Visité Perú por primera vez en 1974. Vine a un seminario organizado por Unesco y fui invitado a una reunión de estudiantes en la Universidad Agraria de La Molina. Allí asistí, felizmente como observador mudo, a un debate para el que no estaba preparado.
Venía yo de una praxis política en un barrio marginal de Rosario (Argentina) donde, luchando con mil contradicciones propias y ajenas, tratábamos de mejorar las condiciones de salud, vivienda, trabajo y educación de la población local. Queríamos, naturalmente, que los postergados asumieran una posición más protagónica en la vida política y social argentinas, y que los privilegiados entendieran que eso era beneficioso para todos. Nuestra pedagogía era sencilla: compartíamos algunas tareas comunales, estimulábamos a la población local a meditar sobre su propia vida, sobre su situación en el mundo, y sobre sus posibilidades de elevar solidariamente la postergación económica que padecían. No pasaba por nuestras cabezas incitar a la violencia. Creíamos firmemente en el poder de la solidaridad y estábamos convencidos de que el trabajo comunitario –más una elevación en el nivel educativo– conduciría a la larga a una emancipación individual y colectiva. Los obstáculos que encontrábamos solían debilitar transitoriamente nuestras convicciones y nos conducían a largas discusiones que mellaban nuestras energías. Se daba en estas discusiones, de las que solían participar miembros de la población local, una curiosa situación: los muchachos de familias pudientes que acababan de descubrir un país que desconocían comenzaron a apostar por la violencia, mientras que los otros, los que chambeaban de sol a sol para poder comer, no solo no la consideraban, sino que reaccionaban asombrados ante semejante idea.
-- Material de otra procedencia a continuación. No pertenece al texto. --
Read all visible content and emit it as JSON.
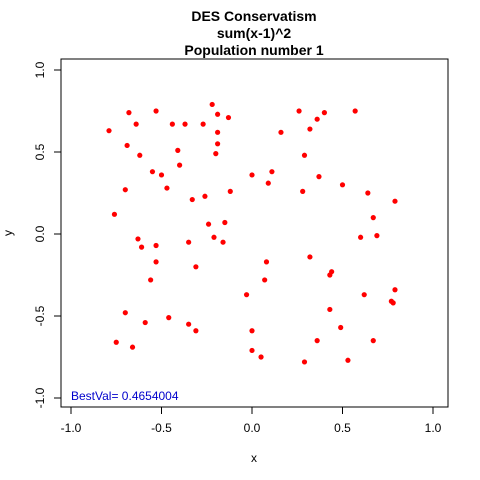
{
  "chart_data": {
    "type": "scatter",
    "title_lines": [
      "DES Conservatism",
      "sum(x-1)^2",
      "Population number 1"
    ],
    "xlabel": "x",
    "ylabel": "y",
    "xlim": [
      -1.0,
      1.0
    ],
    "ylim": [
      -1.0,
      1.0
    ],
    "x_ticks": [
      "-1.0",
      "-0.5",
      "0.0",
      "0.5",
      "1.0"
    ],
    "y_ticks": [
      "-1.0",
      "-0.5",
      "0.0",
      "0.5",
      "1.0"
    ],
    "annotation": "BestVal= 0.4654004",
    "grid": false,
    "legend": "none",
    "point_color": "#ff0000",
    "annotation_color": "#0000cc",
    "points": [
      [
        -0.79,
        0.63
      ],
      [
        -0.68,
        0.74
      ],
      [
        -0.64,
        0.67
      ],
      [
        -0.53,
        0.75
      ],
      [
        -0.44,
        0.67
      ],
      [
        -0.37,
        0.67
      ],
      [
        -0.27,
        0.67
      ],
      [
        -0.22,
        0.79
      ],
      [
        -0.19,
        0.73
      ],
      [
        -0.13,
        0.71
      ],
      [
        -0.19,
        0.62
      ],
      [
        -0.69,
        0.54
      ],
      [
        -0.62,
        0.48
      ],
      [
        -0.41,
        0.51
      ],
      [
        -0.19,
        0.55
      ],
      [
        -0.2,
        0.49
      ],
      [
        -0.4,
        0.42
      ],
      [
        -0.55,
        0.38
      ],
      [
        -0.5,
        0.36
      ],
      [
        -0.47,
        0.28
      ],
      [
        -0.7,
        0.27
      ],
      [
        -0.33,
        0.21
      ],
      [
        -0.26,
        0.23
      ],
      [
        -0.76,
        0.12
      ],
      [
        -0.24,
        0.06
      ],
      [
        -0.15,
        0.07
      ],
      [
        -0.63,
        -0.03
      ],
      [
        -0.61,
        -0.08
      ],
      [
        -0.53,
        -0.07
      ],
      [
        -0.35,
        -0.05
      ],
      [
        -0.21,
        -0.02
      ],
      [
        -0.16,
        -0.05
      ],
      [
        -0.53,
        -0.17
      ],
      [
        -0.31,
        -0.2
      ],
      [
        -0.56,
        -0.28
      ],
      [
        -0.12,
        0.26
      ],
      [
        -0.7,
        -0.48
      ],
      [
        -0.59,
        -0.54
      ],
      [
        -0.46,
        -0.51
      ],
      [
        -0.35,
        -0.55
      ],
      [
        -0.31,
        -0.59
      ],
      [
        -0.75,
        -0.66
      ],
      [
        -0.66,
        -0.69
      ],
      [
        0.16,
        0.62
      ],
      [
        0.26,
        0.75
      ],
      [
        0.32,
        0.64
      ],
      [
        0.36,
        0.7
      ],
      [
        0.4,
        0.74
      ],
      [
        0.57,
        0.75
      ],
      [
        0.29,
        0.48
      ],
      [
        0.0,
        0.36
      ],
      [
        0.11,
        0.38
      ],
      [
        0.09,
        0.31
      ],
      [
        0.37,
        0.35
      ],
      [
        0.28,
        0.26
      ],
      [
        0.5,
        0.3
      ],
      [
        0.64,
        0.25
      ],
      [
        0.79,
        0.2
      ],
      [
        0.67,
        0.1
      ],
      [
        0.6,
        -0.02
      ],
      [
        0.69,
        -0.01
      ],
      [
        0.08,
        -0.17
      ],
      [
        0.32,
        -0.14
      ],
      [
        0.44,
        -0.23
      ],
      [
        0.43,
        -0.25
      ],
      [
        0.07,
        -0.28
      ],
      [
        -0.03,
        -0.37
      ],
      [
        0.62,
        -0.37
      ],
      [
        0.79,
        -0.34
      ],
      [
        0.77,
        -0.41
      ],
      [
        0.78,
        -0.42
      ],
      [
        0.43,
        -0.46
      ],
      [
        0.49,
        -0.57
      ],
      [
        0.36,
        -0.65
      ],
      [
        0.67,
        -0.65
      ],
      [
        0.0,
        -0.59
      ],
      [
        0.0,
        -0.71
      ],
      [
        0.05,
        -0.75
      ],
      [
        0.29,
        -0.78
      ],
      [
        0.53,
        -0.77
      ]
    ]
  }
}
Deducíamos, no sé si correctamente, que en un país –o al menos en el sitio en que trabajábamos–, donde la comida abundaba, una sublevación popular era impensable. Recién ocurrió cuando la pobreza, gracias a las recetas neoliberales, pasó los límites y el hambre se hizo presente en un país de 40 millones de habitantes que produce comida para alimentar a 350,000 millones. El esperpento político creado por el egoísmo y la corrupción condujo al ya célebre “Que se vayan todos”. Luego vino la recuperación con recetas que, según los autores oficiales del desastre y sus infaltables cronistas, son antidemocráticas. Dramática incapacidad de autocrítica de una derecha soberbia y enredada en el laberinto de su incapacidad para pensar un país para todos.
Regresando a la asamblea estudiantil en La Molina, allí el tema era si Velasco Alvarado era socialista o socializante. Creí entender lo que querían decir pero no entendí la validez de una discusión que jamás traspasaría los muros universitarios. Los argumentos se me antojaban surrealistas y, a raíz de los acontecimientos actuales, tengo la ligera impresión de que la izquierda continúa apegada a esas disquisiciones de campanario mientras la derecha les aplana el piso –con ellos incluidos–.